Anne-Sophie
écrit à




L'Impératrice Sissi






Sissi la reine



Bonjour,

Je me nomme Anne-Sophie. Aimeriez-vous être «normale», si je peux le dire comme ça?

Je vous admire.


Chère Anne-Sophie,

Même si on se plaît à colporter un peu partout que je suis folle, je vous affirme que je me considère comme parfaitement «normale»! Non, trêve de plaisanterie, je comprends parfaitement où vous voulez en venir.
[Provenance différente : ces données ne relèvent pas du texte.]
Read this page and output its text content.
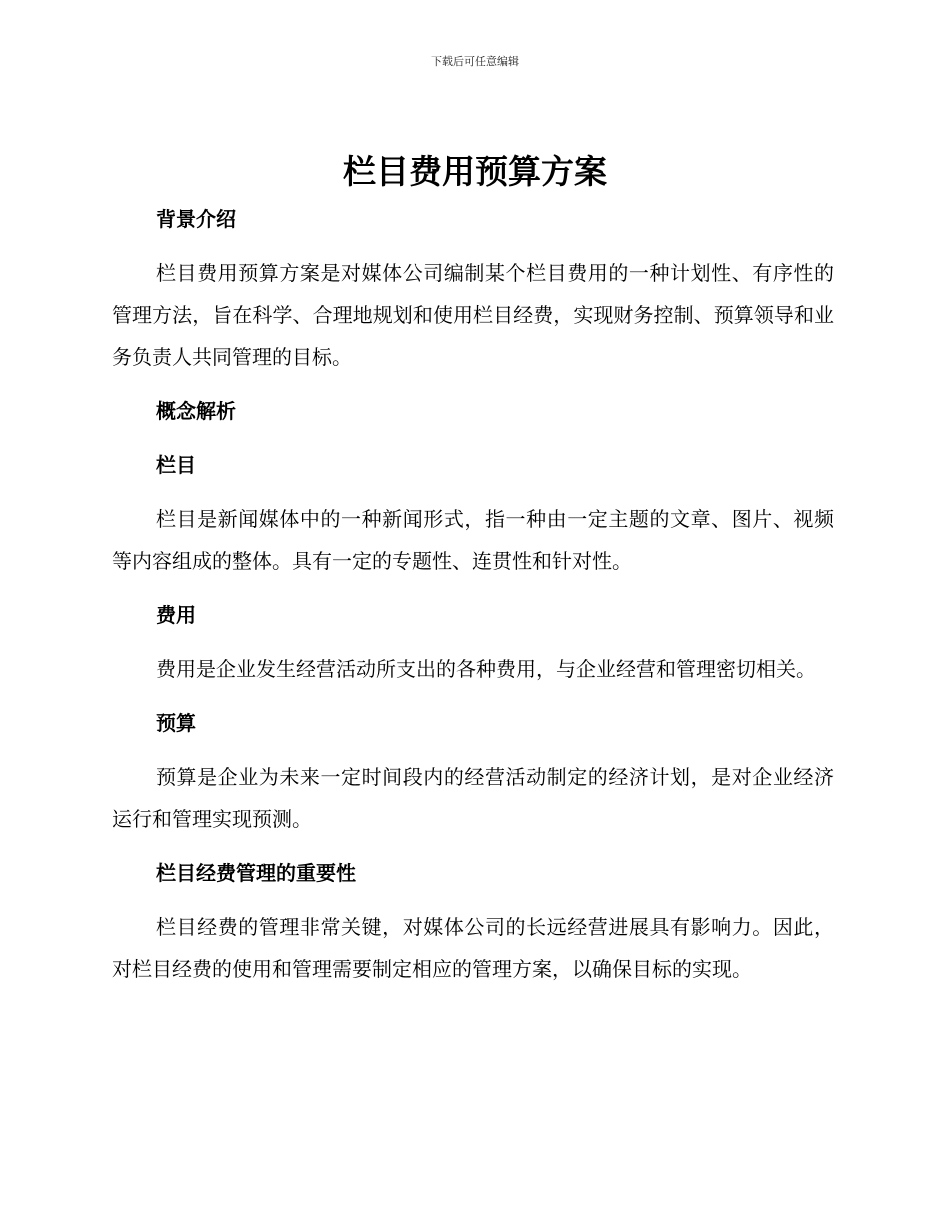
下载后可任意编辑
栏目费用预算方案
背景介绍

栏目费用预算方案是对媒体公司编制某个栏目费用的一种计划性、有序性的管理方法，旨在科学、合理地规划和使用栏目经费，实现财务控制、预算领导和业务负责人共同管理的目标。

概念解析
栏目

栏目是新闻媒体中的一种新闻形式，指一种由一定主题的文章、图片、视频等内容组成的整体。具有一定的专题性、连贯性和针对性。

费用

费用是企业发生经营活动所支出的各种费用，与企业经营和管理密切相关。

预算

预算是企业为未来一定时间段内的经营活动制定的经济计划，是对企业经济运行和管理实现预测。

栏目经费管理的重要性

栏目经费的管理非常关键，对媒体公司的长远经营进展具有影响力。因此，对栏目经费的使用和管理需要制定相应的管理方案，以确保目标的实现。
Oui, j’aurais préféré n’être «rien», n’être qu’une simple femme, bonne épouse, élevant ses enfants auprès d’un époux aimant et surtout disponible. J’aurais préféré que ma mère ne m’amène pas à Ischl, en ce lointain été 1853 où François-Joseph m’a préférée à ma sœur Hélène. Oh combien les choses auraient été plus simples, si Hélène avait épousé Franz! Elle
aurait certainement été une impératrice selon les souhaits de ma belle-mère, sachant tenir convenablement son rang, mettant un enfant au monde chaque année… Je ne nie pas l’amour
 qui nous a liés, un temps, Franz et moi. Je ne renie pas les sentiments que j’ai alors éprouvés pour lui et qui m’ont tout de même rendu la vie supportable durant quelques années. Mais
 ces sentiments, que dans le romantisme de mes quinze ans j’ai pris pour de l’amour, n’ont jamais pu se développer en moi en quelque chose de profond -du moins d’aussi profond que
 les sentiments de François-Joseph pour moi. Je sais qu’il m’aime, mais que cet amour ne l’a pas nécessairement rendu heureux. J’ai des remords quand je vois ses cheveux blancs, son visage marqué de soucis; je mérite si peu sa tendresse et ses bontés! Je m’efforce de lui causer le moins de chagrin possible, et je suis même allée jusqu’à lui «offrir» une amie pour me «remplacer». Auprès de Katerina Schratt, il peut rire, se délasser, penser à autre chose pendant quelques heures, alors que l’image du chagrin que je porte en moi ne peut qu’augmente
r le sien, depuis la mort de notre fils. J’ai pour lui beaucoup de tendresse, du respect, je me préoccupe de sa santé et j’aime bien sa compagnie, même si nous nous heurtons souvent à
force d’incompréhension. S’il n’avait pas été empereur, les choses auraient sans doute été très différentes. Le devoir, l’étiquette, la Cour, ma belle-mère, tout cela a contribué à nous séparer dès les touts débuts de notre mariage et a empêché notre amour de s’épanouir. Mon incapacité à occuper cette place où le destin m’avait placée malgré moi, mon désir d’indépendance et mon refus de n’être qu’un personnage public ont fait le reste.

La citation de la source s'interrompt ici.